El Capitan on Mac Pro 1,1

Apple abandoned the Mac Pro 1,1 ages ago, but the hardware is perfectly capable of running El Capitan.  With a little help.

There are a number of guides available, but they tend to either a) vanish or b) not actually work exactly as indicated.

This is an attempt to detail what actually worked for me.

A gentleman known as John runs a blog that lays the issue out quite plainly.  However his steps did not work for me.  Here’s what I had to do slightly differently:

Use another mac to download the installer.app.  You will find it in your applications folder.  Copy it somewhere safe, as after it runs it deletes itself.

Install it to the drive you want to use and boot from that drive to finish the setup.  Reboot with your original drive, and then enter the following commands into terminal.  Replace SSD_Ext with your volume name, and john with your user name:

cd /Volumes/SSD_Ext/System/Library/CoreServices

This will take you to the first place where the boot.efi needs to be replaced.

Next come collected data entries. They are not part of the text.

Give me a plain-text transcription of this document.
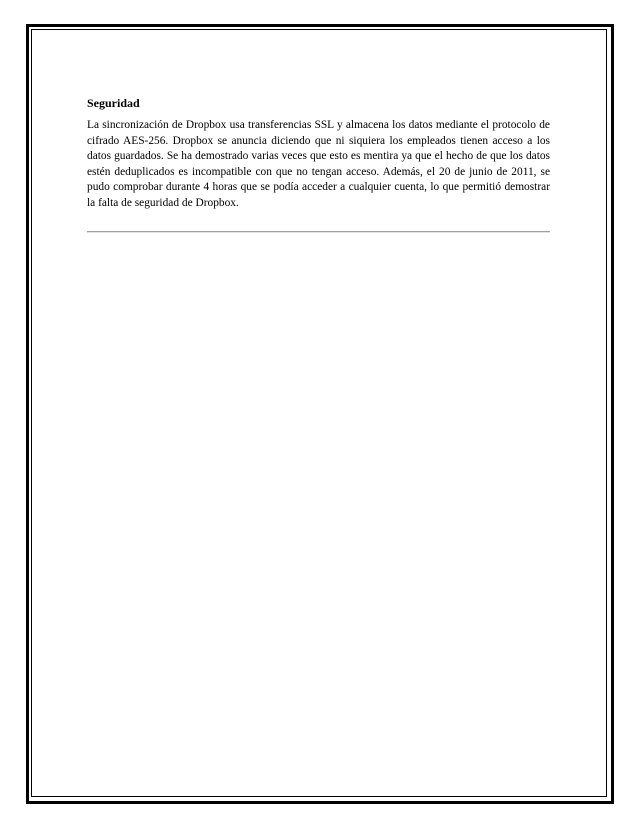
Seguridad

La sincronización de Dropbox usa transferencias SSL y almacena los datos mediante el protocolo de cifrado AES-256. Dropbox se anuncia diciendo que ni siquiera los empleados tienen acceso a los datos guardados. Se ha demostrado varias veces que esto es mentira ya que el hecho de que los datos estén deduplicados es incompatible con que no tengan acceso. Además, el 20 de junio de 2011, se pudo comprobar durante 4 horas que se podía acceder a cualquier cuenta, lo que permitió demostrar la falta de seguridad de Dropbox.
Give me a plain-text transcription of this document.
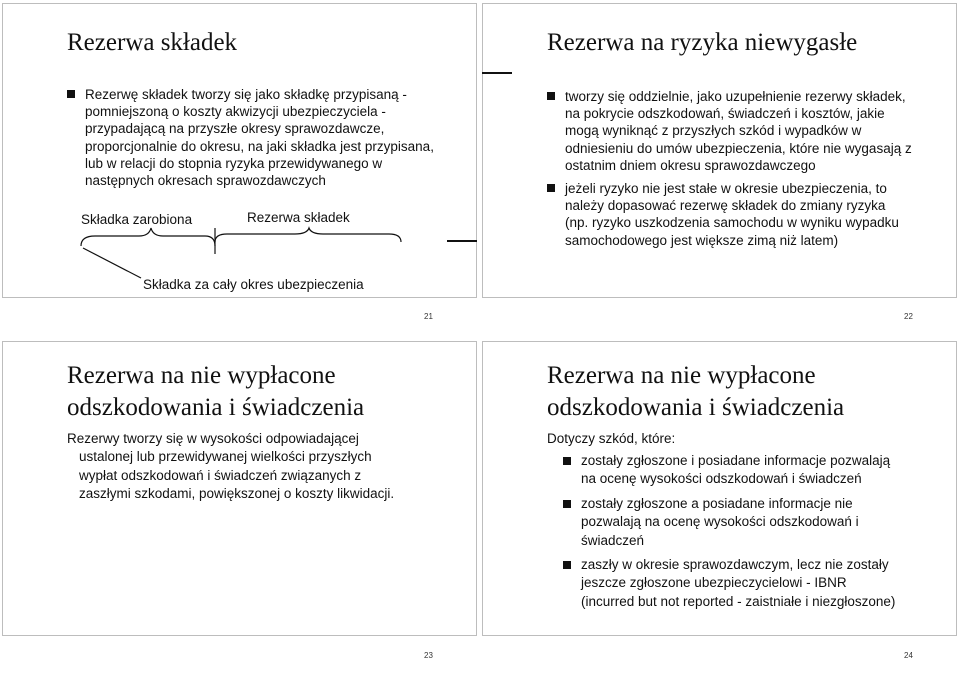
Rezerwa składek
Rezerwę składek tworzy się jako składkę przypisaną - pomniejszoną o koszty akwizycji ubezpieczyciela - przypadającą na przyszłe okresy sprawozdawcze, proporcjonalnie do okresu, na jaki składka jest przypisana, lub w relacji do stopnia ryzyka przewidywanego w następnych okresach sprawozdawczych
Składka zarobiona	Rezerwa składek
Składka za cały okres ubezpieczenia
21
Rezerwa na ryzyka niewygasłe
tworzy się oddzielnie, jako uzupełnienie rezerwy składek, na pokrycie odszkodowań, świadczeń i kosztów, jakie mogą wyniknąć z przyszłych szkód i wypadków w odniesieniu do umów ubezpieczenia, które nie wygasają z ostatnim dniem okresu sprawozdawczego
jeżeli ryzyko nie jest stałe w okresie ubezpieczenia, to należy dopasować rezerwę składek do zmiany ryzyka (np. ryzyko uszkodzenia samochodu w wyniku wypadku samochodowego jest większe zimą niż latem)
22
Rezerwa na nie wypłacone
odszkodowania i świadczenia

Rezerwy tworzy się w wysokości odpowiadającej
ustalonej lub przewidywanej wielkości przyszłych
wypłat odszkodowań i świadczeń związanych z
zaszłymi szkodami, powiększonej o koszty likwidacji.

23
Rezerwa na nie wypłacone
odszkodowania i świadczenia

Dotyczy szkód, które:

zostały zgłoszone i posiadane informacje pozwalają na ocenę wysokości odszkodowań i świadczeń
zostały zgłoszone a posiadane informacje nie pozwalają na ocenę wysokości odszkodowań i świadczeń
zaszły w okresie sprawozdawczym, lecz nie zostały jeszcze zgłoszone ubezpieczycielowi - IBNR (incurred but not reported - zaistniałe i niezgłoszone)
24
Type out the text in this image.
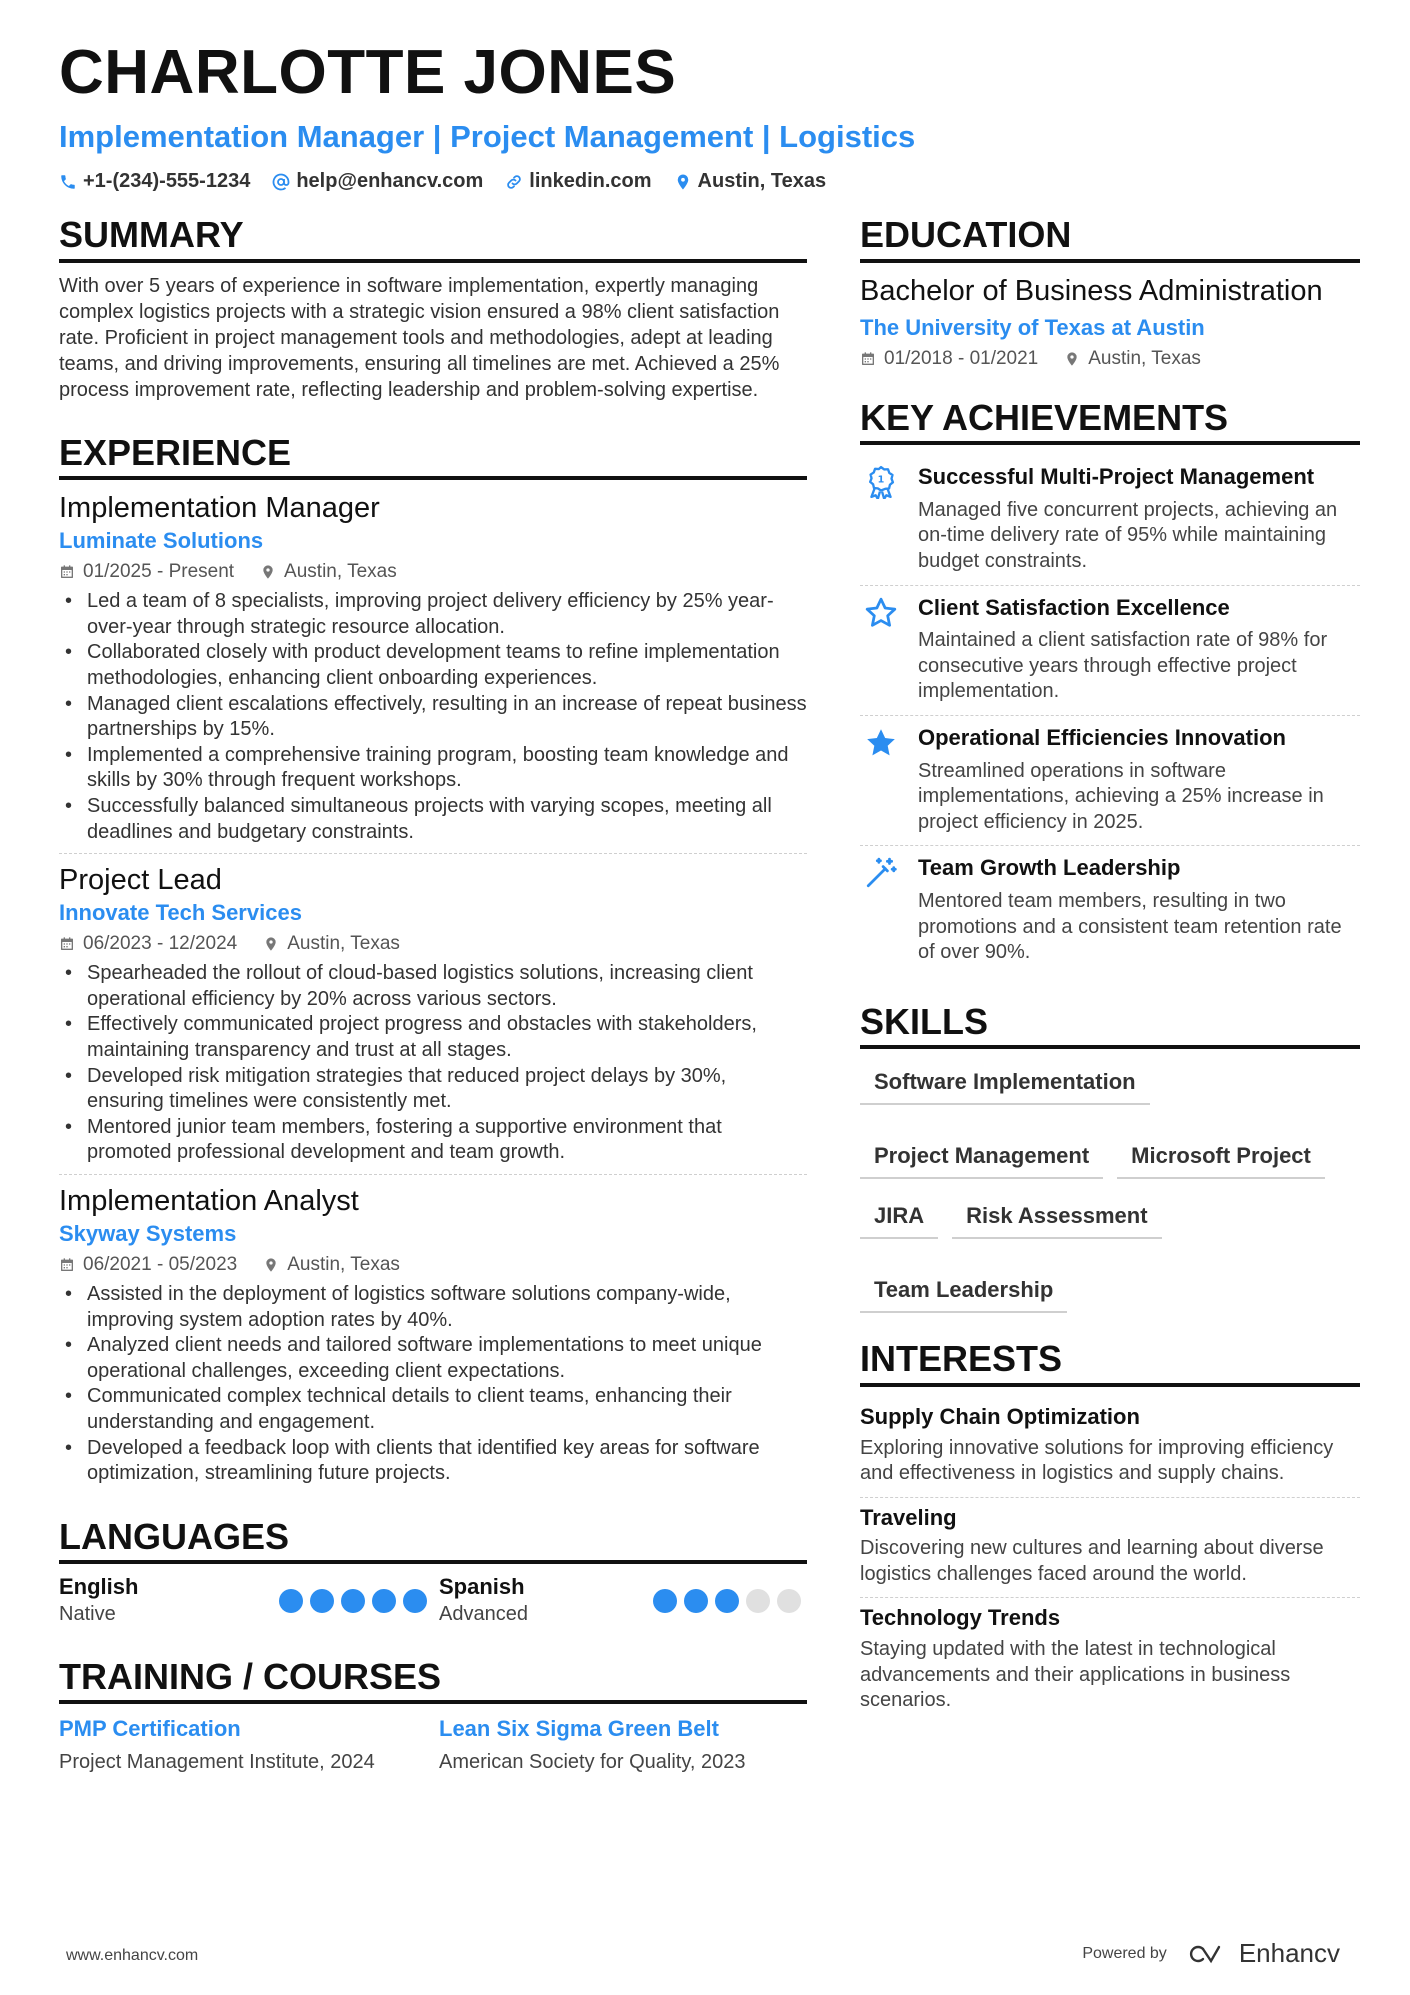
CHARLOTTE JONES
Implementation Manager | Project Management | Logistics
+1-(234)-555-1234 help@enhancv.com linkedin.com Austin, Texas
SUMMARY

With over 5 years of experience in software implementation, expertly managing complex logistics projects with a strategic vision ensured a 98% client satisfaction rate. Proficient in project management tools and methodologies, adept at leading teams, and driving improvements, ensuring all timelines are met. Achieved a 25% process improvement rate, reflecting leadership and problem-solving expertise.

EXPERIENCE
Implementation Manager
Luminate Solutions
01/2025 - Present	Austin, Texas
• Led a team of 8 specialists, improving project delivery efficiency by 25% year-over-year through strategic resource allocation.
• Collaborated closely with product development teams to refine implementation methodologies, enhancing client onboarding experiences.
• Managed client escalations effectively, resulting in an increase of repeat business partnerships by 15%.
• Implemented a comprehensive training program, boosting team knowledge and skills by 30% through frequent workshops.
• Successfully balanced simultaneous projects with varying scopes, meeting all deadlines and budgetary constraints.
Project Lead
Innovate Tech Services
06/2023 - 12/2024	Austin, Texas
• Spearheaded the rollout of cloud-based logistics solutions, increasing client operational efficiency by 20% across various sectors.
• Effectively communicated project progress and obstacles with stakeholders, maintaining transparency and trust at all stages.
• Developed risk mitigation strategies that reduced project delays by 30%, ensuring timelines were consistently met.
• Mentored junior team members, fostering a supportive environment that promoted professional development and team growth.
Implementation Analyst
Skyway Systems
06/2021 - 05/2023	Austin, Texas
• Assisted in the deployment of logistics software solutions company-wide, improving system adoption rates by 40%.
• Analyzed client needs and tailored software implementations to meet unique operational challenges, exceeding client expectations.
• Communicated complex technical details to client teams, enhancing their understanding and engagement.
• Developed a feedback loop with clients that identified key areas for software optimization, streamlining future projects.
LANGUAGES
English
Native
Spanish
Advanced
TRAINING / COURSES
PMP Certification
Project Management Institute, 2024
Lean Six Sigma Green Belt
American Society for Quality, 2023
EDUCATION
Bachelor of Business Administration
The University of Texas at Austin
01/2018 - 01/2021	Austin, Texas
KEY ACHIEVEMENTS
1 Successful Multi-Project Management
Managed five concurrent projects, achieving an on-time delivery rate of 95% while maintaining budget constraints.
Client Satisfaction Excellence
Maintained a client satisfaction rate of 98% for consecutive years through effective project implementation.
Operational Efficiencies Innovation
Streamlined operations in software implementations, achieving a 25% increase in project efficiency in 2025.
Team Growth Leadership
Mentored team members, resulting in two promotions and a consistent team retention rate of over 90%.
SKILLS
Software Implementation
Project Management	Microsoft Project
JIRA	Risk Assessment
Team Leadership
INTERESTS
Supply Chain Optimization
Exploring innovative solutions for improving efficiency and effectiveness in logistics and supply chains.
Traveling
Discovering new cultures and learning about diverse logistics challenges faced around the world.
Technology Trends
Staying updated with the latest in technological advancements and their applications in business scenarios.
www.enhancv.com	Powered by	Enhancv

sudo chflags nouchg boot.efi

Enter your password and remove the protection from boot.efi

Visit the following URL and download the patched boot.efi to your desktop.

cp /Users/john/Desktop/boot.efi boot.efi

That will copy the new boot.efi to CoreServices, overwriting the standard one.

sudo chflags uchg boot.efi

This will protect boot.efi again.

sudo nano PlatformSupport.plist

enter the following at the top:

<string>Mac-F4208DC8</string>

Hit Control + X, yes, enter.

This will save the file and take you back to the prompt. Now enter:

cd ../../../usr/standalone/i386

This will take you to the second location, where you need to copy the boot.efi file. Just enter the following command again (hit the up arrow to use commands you’ve entered previously)

cp /Users/john/Desktop/boot.efi boot.efi

Remove the drive, put it in your Mac Pro 1,1 (you could have used target mode as well) and reboot.  Enjoy your non-crippled Mac.